Between songs, she spoke candidly about the current political climate—at once weary, furious, and hopeful. Her commentary didn’t feel tacked on but instead threaded through the performance like an extra verse, an extension of the songs themselves. She spoke about how cynicism is easy, but connection and responsibility demand work. The crowd seemed to lean forward during these moments, recognizing that her music has always been activism set to rhythm.

The late stretch of the show carried both gravity and catharsis. “The Knowing” and “Untouchable Face” felt like different sides of the same coin—intimate self-examination giving way to raw honesty. With “Revolutionary Love,” she reframed anger as a form of care, a theme that resonated in a room that had come not only to hear old favorites but to grapple with the urgency of now.

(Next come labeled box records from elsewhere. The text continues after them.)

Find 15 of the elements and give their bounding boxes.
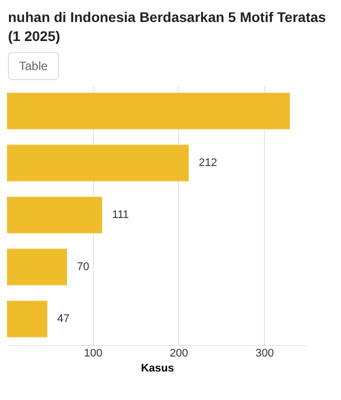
data-label: 47 [57,312,70,325]
text: Table [8,52,59,80]
bar [7,144,189,181]
data-label: 111 [112,208,129,221]
x-tick-label: 300 [255,347,274,360]
bar [7,248,67,285]
data-label: 212 [198,156,218,169]
x-tick-label: 200 [170,347,188,360]
bar [7,196,102,233]
bar [7,92,290,129]
x-axis-title: Kasus [140,362,174,374]
x-tick-label: 100 [84,347,102,360]
data-label: 70 [77,260,90,273]
bar [7,300,48,337]
chart-title: nuhan di Indonesia Berdasarkan 5 Motif Teratas (1 2025) [8,8,327,46]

For the closing run, DiFranco chose to embrace her past without nostalgia. “Little Plastic Castle” and “Both Hands” reminded listeners of her trailblazing voice in the ’90s, still bracingly relevant decades later. She ended with “Shy,” a song whose vulnerability acted as a counterweight to the boldness that defined much of the night. It was a reminder that strength and softness aren’t opposites in her world but companions.

In the end, Ani DiFranco’s Columbus performance wasn’t about showmanship for its own sake—it was about presence. Every chord carried conviction, every aside felt earned. She doesn’t merely play concerts; she stages teach-ins, confessions, and rallies all at once. And on this night, the lesson was clear: music still matters most when it tells the truth, however messy, however urgent.